Simple OR values for subjects having an aggregate asthma control score of “X” versus 0, representing ideal asthma symptom control, as a function of TRPV1 genotype. A, I585V; B, I315M; C, T469I. OR calculations were performed using MedCalc. Het, heterozygote.

FIGURE 7.

Comparison of asthma symptom frequency among subjects with wild-type TRPV1 versus I585V in a population of children with asthma (black circles) or subclassified by enrollment in the eAT tracking program (red squares) with the number of subjects in each group provided below or adjacent to the data point.

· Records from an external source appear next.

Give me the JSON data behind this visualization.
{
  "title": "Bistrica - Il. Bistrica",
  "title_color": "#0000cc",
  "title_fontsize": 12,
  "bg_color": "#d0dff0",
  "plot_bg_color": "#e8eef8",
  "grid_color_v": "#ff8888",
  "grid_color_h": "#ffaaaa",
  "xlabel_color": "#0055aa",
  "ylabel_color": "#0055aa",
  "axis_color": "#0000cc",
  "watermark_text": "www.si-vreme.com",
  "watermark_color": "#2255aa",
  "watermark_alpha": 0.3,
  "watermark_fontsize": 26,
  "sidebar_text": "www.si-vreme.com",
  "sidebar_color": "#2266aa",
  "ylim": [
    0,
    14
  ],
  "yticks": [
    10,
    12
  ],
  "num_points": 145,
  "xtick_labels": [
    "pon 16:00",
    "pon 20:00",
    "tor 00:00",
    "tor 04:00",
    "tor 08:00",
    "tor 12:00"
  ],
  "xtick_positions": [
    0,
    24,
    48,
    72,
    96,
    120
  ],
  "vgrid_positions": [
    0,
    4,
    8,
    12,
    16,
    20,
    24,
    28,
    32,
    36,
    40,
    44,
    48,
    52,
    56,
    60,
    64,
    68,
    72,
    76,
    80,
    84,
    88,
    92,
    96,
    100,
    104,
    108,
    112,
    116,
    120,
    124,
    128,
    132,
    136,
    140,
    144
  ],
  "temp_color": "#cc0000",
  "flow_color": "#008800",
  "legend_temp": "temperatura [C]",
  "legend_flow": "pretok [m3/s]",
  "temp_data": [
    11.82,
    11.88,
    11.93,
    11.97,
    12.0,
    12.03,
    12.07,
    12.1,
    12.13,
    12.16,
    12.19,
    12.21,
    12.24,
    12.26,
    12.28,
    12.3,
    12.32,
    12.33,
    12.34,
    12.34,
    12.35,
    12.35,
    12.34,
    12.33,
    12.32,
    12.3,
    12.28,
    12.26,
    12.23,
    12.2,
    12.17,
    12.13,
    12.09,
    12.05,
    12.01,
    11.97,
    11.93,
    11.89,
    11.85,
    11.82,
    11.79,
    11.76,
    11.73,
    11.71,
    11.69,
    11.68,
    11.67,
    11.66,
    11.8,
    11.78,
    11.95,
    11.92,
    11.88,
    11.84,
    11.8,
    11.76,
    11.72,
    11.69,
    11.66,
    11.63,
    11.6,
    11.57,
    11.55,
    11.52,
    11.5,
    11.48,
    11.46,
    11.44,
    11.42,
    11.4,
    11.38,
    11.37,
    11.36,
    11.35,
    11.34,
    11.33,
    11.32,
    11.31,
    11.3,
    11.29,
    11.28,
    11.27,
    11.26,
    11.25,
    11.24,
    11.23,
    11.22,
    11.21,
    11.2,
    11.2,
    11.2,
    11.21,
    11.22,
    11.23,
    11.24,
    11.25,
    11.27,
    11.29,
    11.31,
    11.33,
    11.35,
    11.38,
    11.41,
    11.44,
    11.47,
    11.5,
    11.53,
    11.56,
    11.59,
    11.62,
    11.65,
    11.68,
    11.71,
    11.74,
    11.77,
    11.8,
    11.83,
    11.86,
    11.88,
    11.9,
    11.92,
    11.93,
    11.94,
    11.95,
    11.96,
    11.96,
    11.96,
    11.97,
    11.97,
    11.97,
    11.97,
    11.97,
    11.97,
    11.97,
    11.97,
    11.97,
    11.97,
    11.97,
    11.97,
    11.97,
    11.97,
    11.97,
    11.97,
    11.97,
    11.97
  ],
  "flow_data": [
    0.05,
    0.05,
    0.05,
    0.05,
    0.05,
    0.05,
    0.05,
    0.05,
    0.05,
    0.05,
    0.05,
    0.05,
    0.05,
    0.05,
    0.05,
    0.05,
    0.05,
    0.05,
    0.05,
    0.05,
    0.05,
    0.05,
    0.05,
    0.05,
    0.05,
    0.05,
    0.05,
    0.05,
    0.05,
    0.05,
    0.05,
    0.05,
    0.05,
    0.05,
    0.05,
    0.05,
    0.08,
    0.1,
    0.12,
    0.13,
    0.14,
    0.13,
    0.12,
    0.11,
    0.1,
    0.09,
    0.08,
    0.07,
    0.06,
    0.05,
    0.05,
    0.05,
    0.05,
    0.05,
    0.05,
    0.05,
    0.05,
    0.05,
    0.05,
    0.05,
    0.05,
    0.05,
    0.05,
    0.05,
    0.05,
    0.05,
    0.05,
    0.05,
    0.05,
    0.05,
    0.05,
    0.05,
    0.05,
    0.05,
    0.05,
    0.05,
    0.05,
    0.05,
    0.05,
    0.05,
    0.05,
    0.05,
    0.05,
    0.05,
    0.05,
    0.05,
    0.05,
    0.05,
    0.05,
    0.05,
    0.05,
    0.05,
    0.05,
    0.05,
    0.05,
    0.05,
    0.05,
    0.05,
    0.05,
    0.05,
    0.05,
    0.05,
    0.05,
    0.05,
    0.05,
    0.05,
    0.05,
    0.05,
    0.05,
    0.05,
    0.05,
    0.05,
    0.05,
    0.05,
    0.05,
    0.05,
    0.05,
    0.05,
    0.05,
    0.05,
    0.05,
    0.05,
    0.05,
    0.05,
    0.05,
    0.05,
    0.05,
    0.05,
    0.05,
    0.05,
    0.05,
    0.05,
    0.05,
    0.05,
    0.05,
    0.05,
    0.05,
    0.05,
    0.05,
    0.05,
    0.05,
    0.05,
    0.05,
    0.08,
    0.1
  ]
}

Data are shown as the mean ± S.D. (error bars) and were analyzed for significant differences by one-way ANOVA using either Dunnett's or Bonferroni's multiple comparisons post hoc tests for changes relative to wild-type TRPV1. * represents p < 0.05, and ** represents p < 0.01. Subject numbers for each group are shown above the x axis within the figures.

FIGURE 8.

Comparison of aggregate asthma control scores among asthmatic subjects as a function of asthma (GC) controller medication use and TRPV1 genotype, I585V (A), I315M (B), or I585V (C). Mild asthma is defined as a lack of GC medication use (GC = 0). GC-controlled is based on the use of one GC medication (GC = 1), whereas GC-insensitive is defined by the use of >1 GC medication (GC > 1). Data are shown as the mean ± S.D. (error bars) and were analyzed for significant differences by one-way ANOVA using Bonferroni's multiple comparisons post hoc tests. * represents p < 0.05, and **** represents p < 0.0001. Subject numbers for each group are shown above the x axis within the figures.